The former prime minister said the West had been 'forewarned' of the failure to do share vaccine doses but that still only three per cent of people in low income countries had been jabbed compared to around 60 per cent in rich nations

'The good news is that our medical genius has ensured that the new Omicron variant has been identified quickly; is being sequenced at speed; and, if it proves not only more transmissible but immune to current vaccines, a new vaccine could potentially soon emerge,' he wrote in the Guardian.

'But given the contrast between the success of our scientists and the failure of our global leaders, only a herculean effort starting this week can allay fears that new mutations among unvaccinated people in the least-protected places will take Covid into a third year – with even fifth, sixth and seventh waves.' 

He went on to accuse the EU of 'neocolonialism' over the bloc's attempt to purchase South African-made vaccines and said the move 'impeded' the nation's efforts to vaccinate its population'  

Gordon Brown went on to accuse the EU of 'neocolonialism' over the bloc's attempt to purchase South African-made vaccines and said the move 'impeded' the nation's efforts to vaccinate its population'

Based on the evidence presented indicative of a detrimental change in Covid-19 epidemiology... the WHO has designated B.1.1.529 as a variant of concern, named Omicron,' the UN health agency said in a statement. 

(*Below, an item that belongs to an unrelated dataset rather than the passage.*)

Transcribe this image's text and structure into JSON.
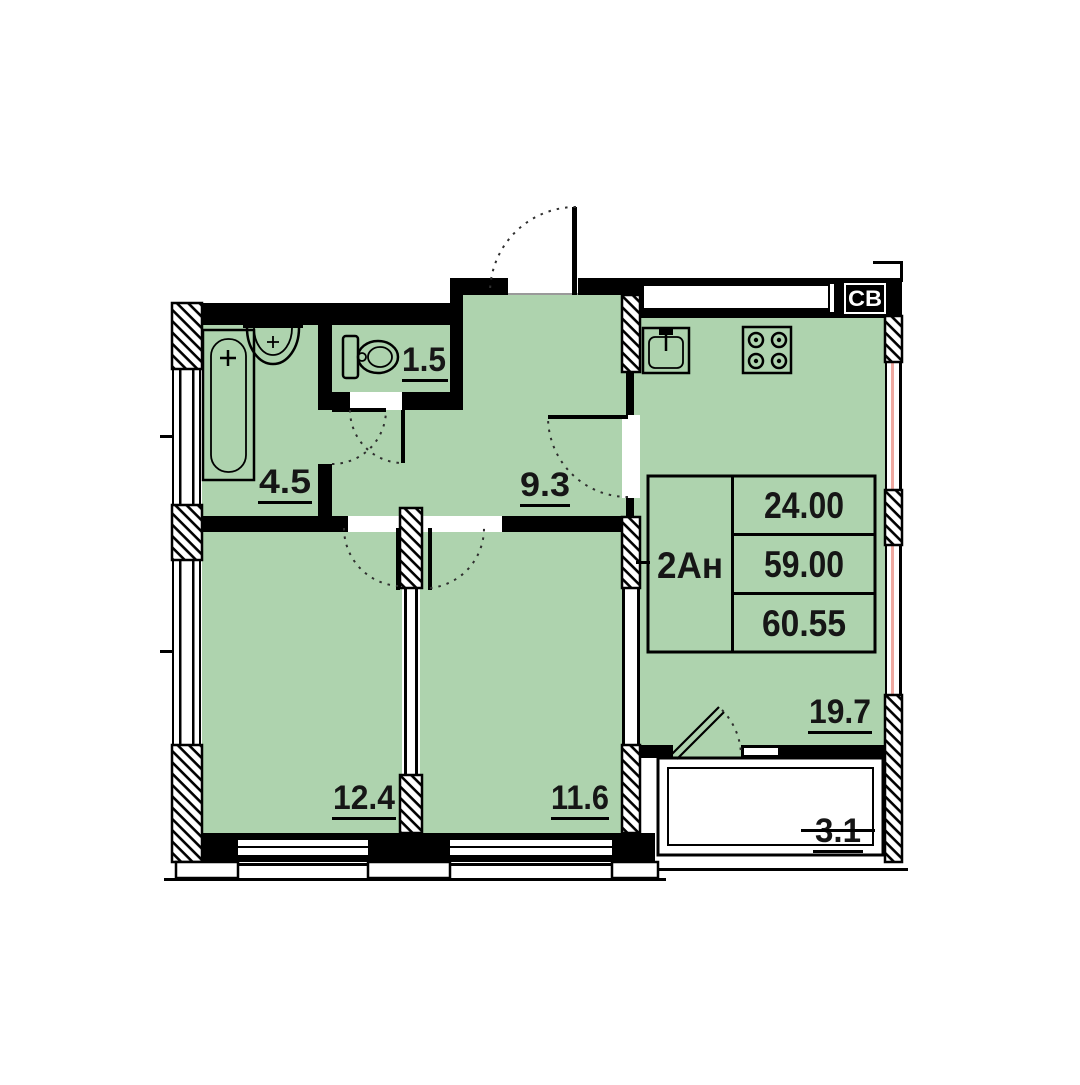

Chief medical officer Chris Whitty said alarmist warnings were simply 'speculation' because the variant had spread only in 'very small numbers'. 

He also questioned whether the public would accept the return of coronavirus restrictions.

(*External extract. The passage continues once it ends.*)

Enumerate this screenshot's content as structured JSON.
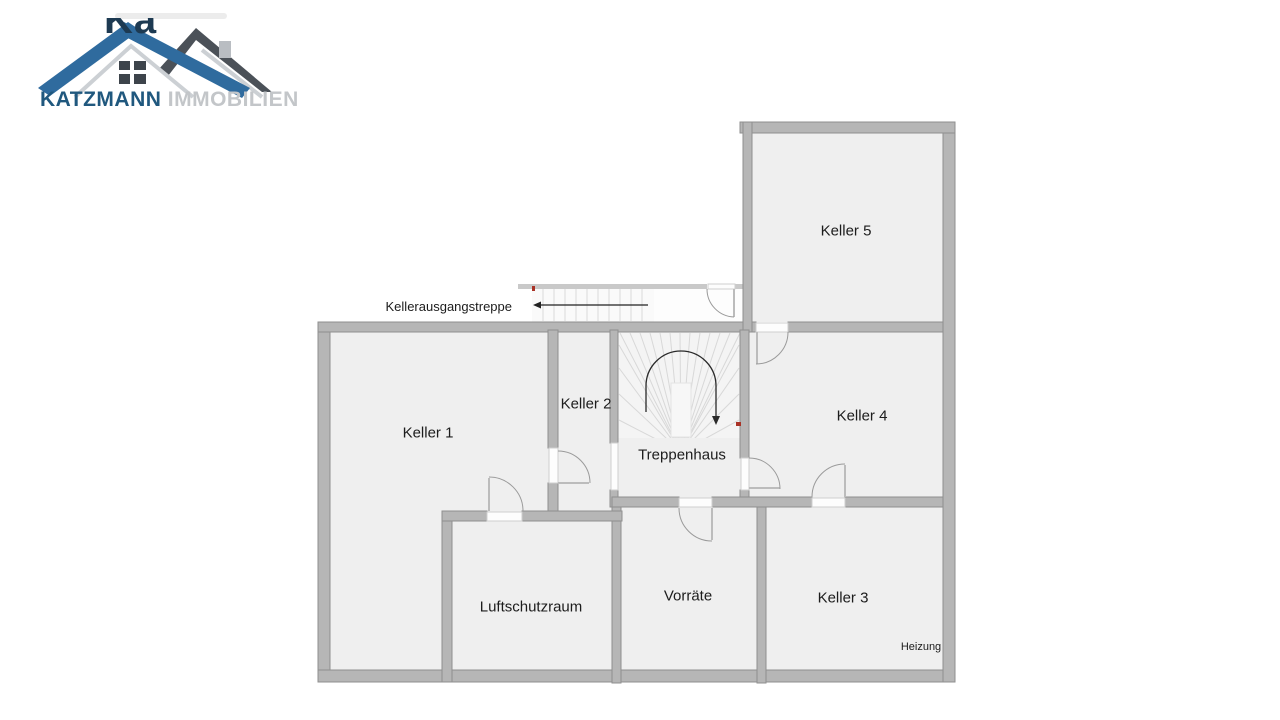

Health Secretary Sajid Javid told MPs that, while there was 'huge international concern', vaccines had put Britain in a strong position. While scientists said existing jabs could be tweaked to tackle the variant.

In a rush to limit the spread, the EU suspended all flights to southern Africa after the first case was confirmed in Europe, in Belgium, on Friday. 

Britain had already put six nations - South Africa, Botswana, Lesotho, Eswatini, Zimbabwe and Namibia - on the travel 'red list', and was poised to add two more last night. 

European Commission president Ursula von der Leyen had earlier called for an EU-wide travel ban to southern Africa warning that the Omicron strain could be world-dominant in months.

Passengers flying to the Netherlands from South Africa were banned from getting off the plane as the continent tightened its borders in an attempt to shut out the strain which scientists have described as the 'worst variant ever'. 

They were eventually let off the runway after being forced to take a test and leave their details with contact tracers.

By contrast, British arrivals from the variant's epicentre Johannesburg were left to mingle with hundreds of others as they flew into Heathrow on the last flights out of Africa before the red list was re-imposed at noon. 

Passengers flying into Heathrow revealed they were not tested or questioned about their travel history.